Crivvens. Sounds like a right mess, but it doesn't explain why they can't leave me and Fiona out of it.
Great auntie Allie said, "It's because your dad is worried in case you undermine him by getting too friendly with Fiona. How do you know she's not just trying to win your confidence in order to get you to drop your guard and reveal information that her dad can use against your dad?"
Hmmm, I hadn't thought about that. But didn't he make the same assumption about Horace himself in the first place? I'm sure one of them said something about that at some point. And isn't that how this whole stooshie got started in the first place—by them believing wild conspiracy theories like that?
Auntie Dinah said, "Well yes, we did think the enemy might send someone along pretending to be a dippy ornithologist or something to try and win our confidence. Don't forget we'd been stranded on that island for two days and they'd already come back again trying to flush us out. We had no idea who or what we were up against."
Pointed out that I'm not stranded on an island in the middle of nowhere, and whatever criminal gangs there may be prowling around Cambridge, I'm not aware of any that are trying to flush me out.
Great auntie Allie said, "No, but falling in love will get you to drop your guard faster than an anvil falling down a lift shaft.

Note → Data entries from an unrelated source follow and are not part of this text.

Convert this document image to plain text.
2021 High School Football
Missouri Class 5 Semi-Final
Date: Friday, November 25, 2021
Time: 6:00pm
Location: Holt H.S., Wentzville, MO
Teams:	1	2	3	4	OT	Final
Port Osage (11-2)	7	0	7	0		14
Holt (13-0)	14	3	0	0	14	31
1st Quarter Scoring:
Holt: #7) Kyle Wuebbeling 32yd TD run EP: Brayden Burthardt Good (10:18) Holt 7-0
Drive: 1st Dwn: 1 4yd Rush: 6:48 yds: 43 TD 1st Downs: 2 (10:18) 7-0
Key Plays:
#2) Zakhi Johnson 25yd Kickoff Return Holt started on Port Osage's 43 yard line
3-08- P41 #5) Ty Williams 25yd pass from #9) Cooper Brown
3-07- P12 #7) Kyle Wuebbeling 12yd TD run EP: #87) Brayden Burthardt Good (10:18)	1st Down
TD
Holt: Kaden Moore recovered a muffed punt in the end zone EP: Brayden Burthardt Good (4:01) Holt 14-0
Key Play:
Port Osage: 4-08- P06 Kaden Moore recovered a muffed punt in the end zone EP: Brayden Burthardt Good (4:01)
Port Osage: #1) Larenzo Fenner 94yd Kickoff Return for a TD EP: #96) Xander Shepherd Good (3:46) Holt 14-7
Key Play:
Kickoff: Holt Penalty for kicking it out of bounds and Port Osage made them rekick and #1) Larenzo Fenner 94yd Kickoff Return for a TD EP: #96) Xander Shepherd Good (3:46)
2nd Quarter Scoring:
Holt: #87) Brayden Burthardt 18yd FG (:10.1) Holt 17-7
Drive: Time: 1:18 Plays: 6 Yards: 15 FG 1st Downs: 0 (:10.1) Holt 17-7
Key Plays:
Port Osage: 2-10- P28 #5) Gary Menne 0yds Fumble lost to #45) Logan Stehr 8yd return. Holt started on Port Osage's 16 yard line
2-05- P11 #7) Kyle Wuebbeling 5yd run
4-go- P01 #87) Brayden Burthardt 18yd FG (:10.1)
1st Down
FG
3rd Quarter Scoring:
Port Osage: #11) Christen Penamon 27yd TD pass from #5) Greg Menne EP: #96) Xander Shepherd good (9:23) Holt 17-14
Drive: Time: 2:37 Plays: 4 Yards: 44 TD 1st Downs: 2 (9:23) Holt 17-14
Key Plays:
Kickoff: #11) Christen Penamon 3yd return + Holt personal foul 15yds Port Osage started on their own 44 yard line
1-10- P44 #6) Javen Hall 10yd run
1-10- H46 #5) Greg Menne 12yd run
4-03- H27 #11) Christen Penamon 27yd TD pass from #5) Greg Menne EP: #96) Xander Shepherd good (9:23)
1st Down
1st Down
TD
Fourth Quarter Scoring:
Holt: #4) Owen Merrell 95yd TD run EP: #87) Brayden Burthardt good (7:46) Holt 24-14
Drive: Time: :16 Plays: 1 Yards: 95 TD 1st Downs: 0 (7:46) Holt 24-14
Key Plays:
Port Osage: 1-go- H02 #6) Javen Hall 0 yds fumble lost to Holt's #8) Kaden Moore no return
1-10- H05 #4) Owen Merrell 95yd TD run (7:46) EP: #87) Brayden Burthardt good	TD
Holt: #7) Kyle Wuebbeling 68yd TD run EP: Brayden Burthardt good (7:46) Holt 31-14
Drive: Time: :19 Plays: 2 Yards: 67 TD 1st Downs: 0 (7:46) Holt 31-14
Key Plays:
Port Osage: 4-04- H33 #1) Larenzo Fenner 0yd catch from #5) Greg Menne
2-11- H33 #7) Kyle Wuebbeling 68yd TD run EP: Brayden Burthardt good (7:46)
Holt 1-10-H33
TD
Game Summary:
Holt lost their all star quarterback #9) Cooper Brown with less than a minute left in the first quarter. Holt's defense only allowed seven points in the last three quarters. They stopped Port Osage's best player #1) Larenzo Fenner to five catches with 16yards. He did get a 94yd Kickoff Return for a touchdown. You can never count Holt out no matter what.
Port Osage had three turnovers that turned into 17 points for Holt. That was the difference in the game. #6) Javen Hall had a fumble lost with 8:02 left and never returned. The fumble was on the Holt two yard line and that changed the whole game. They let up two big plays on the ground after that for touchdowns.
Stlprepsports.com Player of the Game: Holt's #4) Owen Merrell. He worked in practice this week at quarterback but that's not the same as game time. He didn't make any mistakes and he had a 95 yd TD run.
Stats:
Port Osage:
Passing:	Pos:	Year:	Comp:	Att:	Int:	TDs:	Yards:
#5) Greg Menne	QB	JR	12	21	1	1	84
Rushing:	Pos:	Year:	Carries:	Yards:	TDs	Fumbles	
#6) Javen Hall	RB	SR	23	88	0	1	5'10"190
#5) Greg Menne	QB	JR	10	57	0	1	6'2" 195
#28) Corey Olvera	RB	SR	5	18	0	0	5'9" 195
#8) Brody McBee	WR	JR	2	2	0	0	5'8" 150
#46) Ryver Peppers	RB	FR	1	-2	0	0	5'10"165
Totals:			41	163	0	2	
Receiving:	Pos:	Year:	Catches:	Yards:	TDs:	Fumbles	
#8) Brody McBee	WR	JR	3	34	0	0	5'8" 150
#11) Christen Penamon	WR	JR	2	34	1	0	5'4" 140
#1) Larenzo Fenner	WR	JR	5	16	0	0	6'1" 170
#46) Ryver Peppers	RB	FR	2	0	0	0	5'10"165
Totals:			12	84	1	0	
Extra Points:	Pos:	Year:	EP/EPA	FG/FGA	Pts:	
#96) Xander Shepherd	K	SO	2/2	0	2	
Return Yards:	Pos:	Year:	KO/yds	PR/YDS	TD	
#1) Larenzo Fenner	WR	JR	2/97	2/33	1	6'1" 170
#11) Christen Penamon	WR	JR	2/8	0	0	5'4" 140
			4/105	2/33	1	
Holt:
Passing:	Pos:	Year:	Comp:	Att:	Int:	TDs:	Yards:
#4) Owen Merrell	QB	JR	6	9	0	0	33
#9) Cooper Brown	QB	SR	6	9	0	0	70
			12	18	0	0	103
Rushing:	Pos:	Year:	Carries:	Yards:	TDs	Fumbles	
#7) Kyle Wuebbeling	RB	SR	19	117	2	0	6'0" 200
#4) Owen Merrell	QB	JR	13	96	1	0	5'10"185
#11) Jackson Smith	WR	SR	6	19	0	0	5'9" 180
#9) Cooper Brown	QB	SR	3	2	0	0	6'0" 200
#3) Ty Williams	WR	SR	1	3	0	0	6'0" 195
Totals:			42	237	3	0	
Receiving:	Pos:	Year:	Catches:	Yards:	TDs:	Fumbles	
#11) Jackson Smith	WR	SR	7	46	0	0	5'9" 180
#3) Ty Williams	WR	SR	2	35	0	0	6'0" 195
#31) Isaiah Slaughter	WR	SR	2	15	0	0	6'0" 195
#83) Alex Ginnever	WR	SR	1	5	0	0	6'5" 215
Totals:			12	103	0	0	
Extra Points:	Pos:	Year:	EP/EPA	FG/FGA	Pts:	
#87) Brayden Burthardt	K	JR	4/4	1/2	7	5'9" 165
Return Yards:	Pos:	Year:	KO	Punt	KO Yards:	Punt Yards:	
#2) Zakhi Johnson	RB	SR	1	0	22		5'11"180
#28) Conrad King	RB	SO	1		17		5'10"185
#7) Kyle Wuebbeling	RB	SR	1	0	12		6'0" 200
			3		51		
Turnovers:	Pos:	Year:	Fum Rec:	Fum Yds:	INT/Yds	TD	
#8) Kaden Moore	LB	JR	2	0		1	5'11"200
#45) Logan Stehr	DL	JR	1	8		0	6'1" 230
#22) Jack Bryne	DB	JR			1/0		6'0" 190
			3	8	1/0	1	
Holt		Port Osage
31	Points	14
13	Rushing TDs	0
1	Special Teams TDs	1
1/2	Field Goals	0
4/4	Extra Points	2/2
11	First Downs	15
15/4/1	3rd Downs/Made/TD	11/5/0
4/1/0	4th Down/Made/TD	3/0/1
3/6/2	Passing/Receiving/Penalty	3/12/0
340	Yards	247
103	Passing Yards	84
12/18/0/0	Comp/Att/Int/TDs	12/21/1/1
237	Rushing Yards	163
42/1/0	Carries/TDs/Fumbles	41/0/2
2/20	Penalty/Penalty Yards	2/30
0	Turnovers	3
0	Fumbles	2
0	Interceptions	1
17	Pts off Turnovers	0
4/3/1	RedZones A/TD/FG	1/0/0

Just be careful, Samuel."
I appreciate her concern, but I'm still inclined to call "conspiracy theory" on that one. After all, the whole idea of a criminal gang sending along someone pretending to be a dippy ornithologist is a conspiracy theory itself, and one that quite unsurprisingly turned out to be wrong anyway. Besides, if Horace Tipperlong is as dippy as they're all making him out to be, the idea of him trying to get his daughter to flirt with me wouldn't even cross his mind.